Have you received my email?

govinda-kamath commented 7 years ago

Yes. We'll get back to you soon.

ilanshom commented 7 years ago

There were a few small issues with hinge clip that were preventing it from creating the G3 graph. We created a new branch called devG3, which should fix that.

In order to have the G3 graph produced, you should make sure that aggressive_pruning = true is in your nominal.ini file (we added it in devG3), and you should call hinge clip with the path to the ini file as the fourth argument. So your command should look like:

hinge clip hsy.edges.hinges hsy.hinge.list test path-to-ini/nominal.ini

Let us know if this works.

nottwy commented 7 years ago

OK, I'll install devG3 branch and try as you suggested. I'll give you a reply as I get a result.

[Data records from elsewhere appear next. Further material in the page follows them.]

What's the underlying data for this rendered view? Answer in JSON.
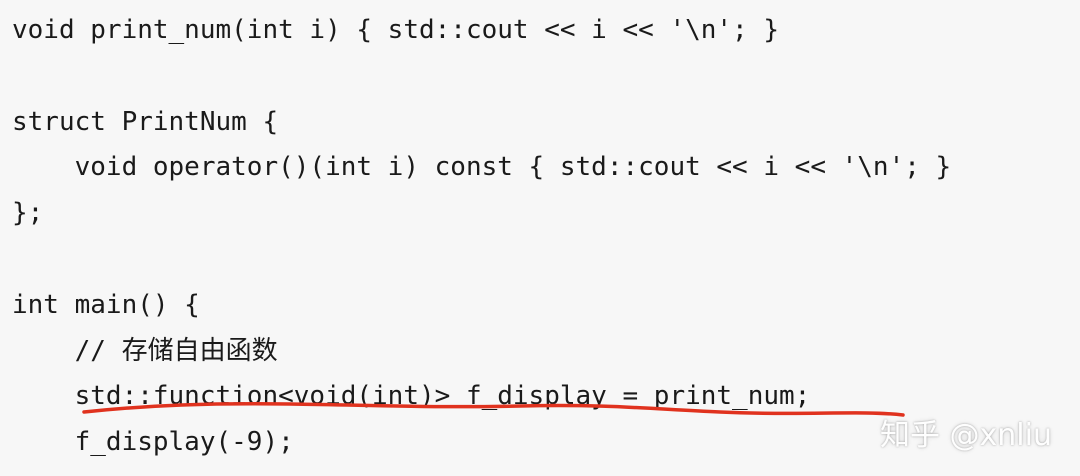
{
  "code": {
    "lines": [
      "void print_num(int i) { std::cout << i << '\\n'; }",
      "",
      "struct PrintNum {",
      "    void operator()(int i) const { std::cout << i << '\\n'; }",
      "};",
      "",
      "int main() {",
      "    // 存储自由函数",
      "    std::function<void(int)> f_display = print_num;",
      "    f_display(-9);"
    ]
  },
  "annotation": {
    "underline_color": "#e0321e"
  },
  "watermark": {
    "text": "知乎 @xnliu"
  }
}
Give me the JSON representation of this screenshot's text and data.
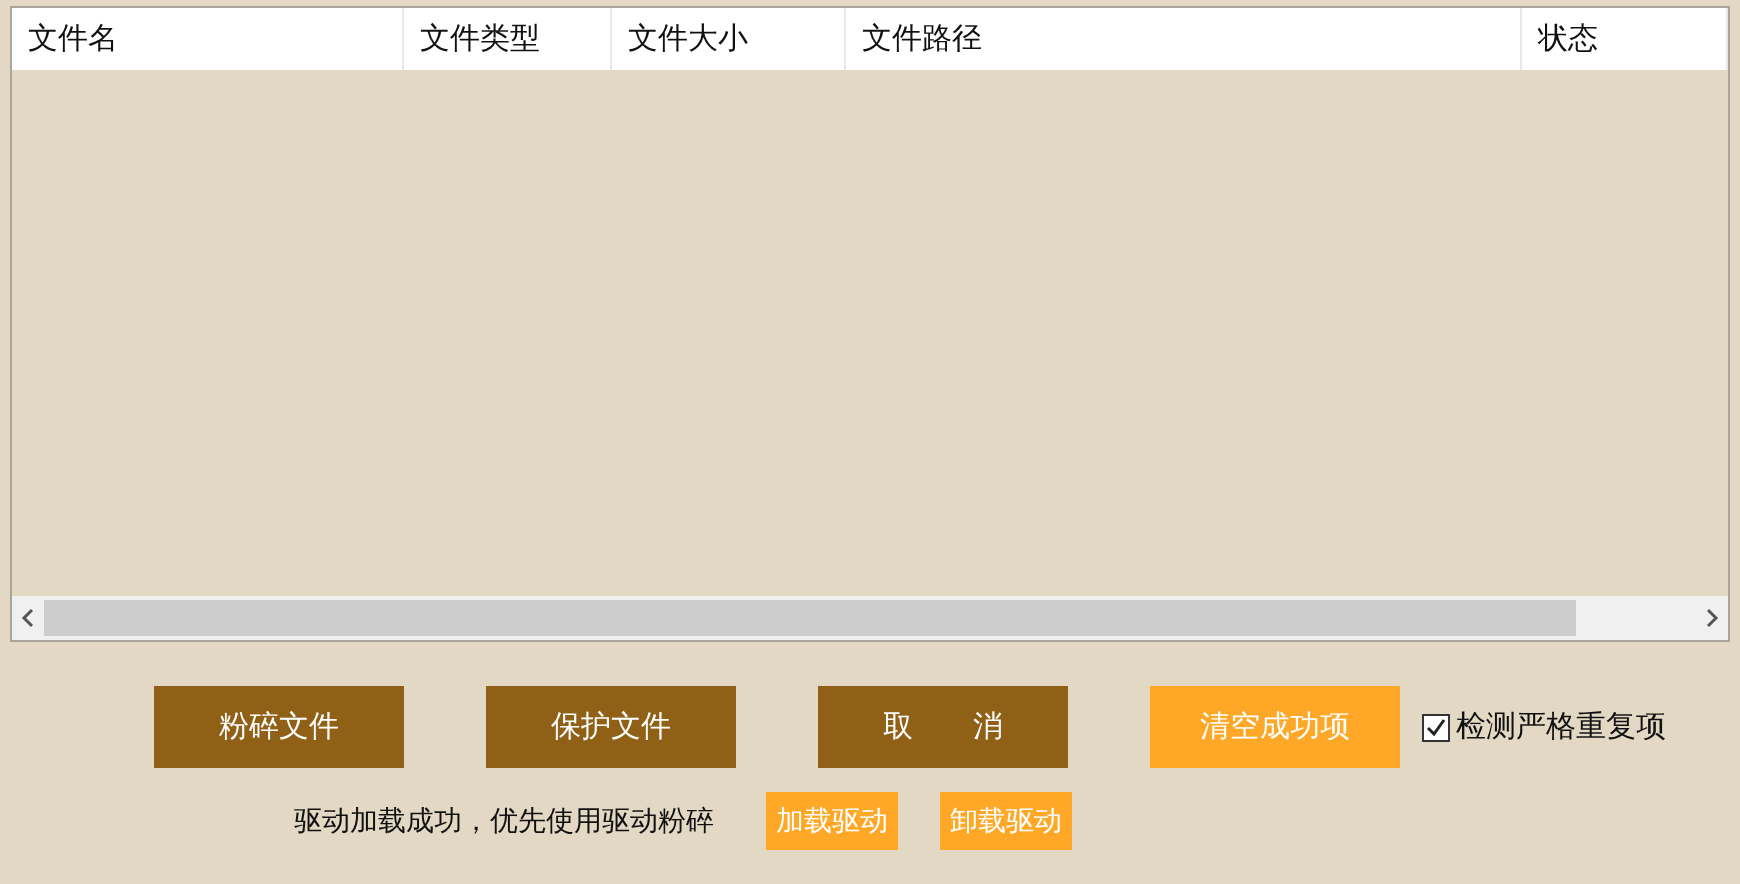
{
  "table": {
    "columns": [
      {
        "label": "文件名"
      },
      {
        "label": "文件类型"
      },
      {
        "label": "文件大小"
      },
      {
        "label": "文件路径"
      },
      {
        "label": "状态"
      }
    ]
  },
  "actions": [
    {
      "label": "粉碎文件",
      "kind": "dark"
    },
    {
      "label": "保护文件",
      "kind": "dark"
    },
    {
      "label": "取　　消",
      "kind": "dark"
    },
    {
      "label": "清空成功项",
      "kind": "orange"
    }
  ],
  "strict_check": {
    "label": "检测严格重复项",
    "checked": true
  },
  "driver": {
    "status": "驱动加载成功，优先使用驱动粉碎",
    "buttons": [
      {
        "label": "加载驱动"
      },
      {
        "label": "卸载驱动"
      }
    ]
  }
}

nottwy commented 7 years ago

Before I report my result I want to say another thing: Your tool is really difficult to compile. I'm serious. And now let's return to our topic. I haven't installed the devG3 branch successfully yet. I try to run the clip step with the old version of hinge. And it gives me an error message like this: bad coverage reads. 0 bad self aligned reads. couldn't finish sparsification10328 couldn't finish sparsification10382

I will try to install the devG3 branch and try again. And I hope this error message can help you solve other problems of hinge. I'll report the progess of devG3 in this issue later.

govinda-kamath commented 7 years ago

These are just reports on the graph about visualisation, not error messages. You should be able to continue on the pipeline.